The postmaster general used the law to ban delivery of publications like The Masses and The Nation.

Eugene V. Debs, a rail labor organizer and four-time presidential candidate of the Socialist Party, was arrested and sentenced to 10 years in prison for making an anti-war speech in June 1918 in Canton, Ohio. He ran as the SP presidential candidate again from prison in 1920, winning almost a million votes.

During and after the war, the Russian Revolution inspired workers in the U.S. and around the world. President Woodrow Wilson appointed A. Mitchell Palmer as attorney general and tasked him and the newly formed Bureau of Investigation with using the Sedition Act to go after the labor and new-born communist movements. They organized raids on union halls and political headquarters, arresting some 10,000 people, breaking up the founding convention of the Communist Party, and more in what became known as the Palmer Raids.

In 1941, as the U.S. rulers were gearing up to enter the second imperialist world war, 18 leaders of Teamsters Local 544 and of the Socialist Workers Party were framed up and convicted under the newly passed Smith Act on “conspiracy” charges that made the advocacy of ideas a federal crime.

These working-class fighters were being targeted by the federal government for building a trade-union campaign against President Franklin Roosevelt’s course toward entry into World War II and for refusing to abandon the struggle to improve working conditions and build and strengthen unions.
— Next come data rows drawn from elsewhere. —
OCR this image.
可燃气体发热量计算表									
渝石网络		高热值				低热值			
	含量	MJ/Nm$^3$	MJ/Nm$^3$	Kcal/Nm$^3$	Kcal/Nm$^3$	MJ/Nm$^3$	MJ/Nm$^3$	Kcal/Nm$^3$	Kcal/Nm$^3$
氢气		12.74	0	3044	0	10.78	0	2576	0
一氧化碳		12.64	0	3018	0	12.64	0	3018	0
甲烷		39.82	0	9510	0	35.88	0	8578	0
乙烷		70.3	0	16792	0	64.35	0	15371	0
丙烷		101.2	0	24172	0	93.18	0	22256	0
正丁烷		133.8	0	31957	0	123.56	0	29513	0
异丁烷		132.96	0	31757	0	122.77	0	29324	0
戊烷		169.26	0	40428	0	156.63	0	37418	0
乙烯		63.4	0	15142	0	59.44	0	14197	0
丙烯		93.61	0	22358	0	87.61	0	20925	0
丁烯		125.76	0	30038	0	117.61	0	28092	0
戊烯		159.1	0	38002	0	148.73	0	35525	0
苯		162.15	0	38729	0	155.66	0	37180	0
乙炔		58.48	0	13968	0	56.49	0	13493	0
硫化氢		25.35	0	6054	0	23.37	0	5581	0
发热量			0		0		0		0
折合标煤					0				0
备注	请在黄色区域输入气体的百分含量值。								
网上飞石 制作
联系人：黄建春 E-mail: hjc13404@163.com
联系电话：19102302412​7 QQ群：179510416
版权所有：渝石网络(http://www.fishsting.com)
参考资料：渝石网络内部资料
The Department of Justice handed down indictments on July 15, 1941. The conspiracy, the government said, included advocating overthrow of the government by force and publishing and circulating literature advocating this. All 18 were convicted under the Smith Act. They were sentenced to between 12 and 16 months in prison.

The Stalinist Communist Party, which backed the imperialist war, supported and aided in the federal prosecution of the defendants. In 1949, 11 CP leaders were indicted and jailed for violating this same thought-control law. “CP Trial Verdict Hits Rights of All” headlined the Oct. 24 Militant that year, as the socialist newsweekly campaigned against this attack on workers’ rights.

In 1973 the SWP filed a landmark federal lawsuit challenging decades of FBI spying, harassment and disruption and waged a 13-year political campaign around it. The party won a powerful decision defending the SWP’s right to its revolutionary views, free from government interference.

Regardless of who is arrested today on charges of seditious conspiracy, the ruling families’ real target is the working class and its vanguard.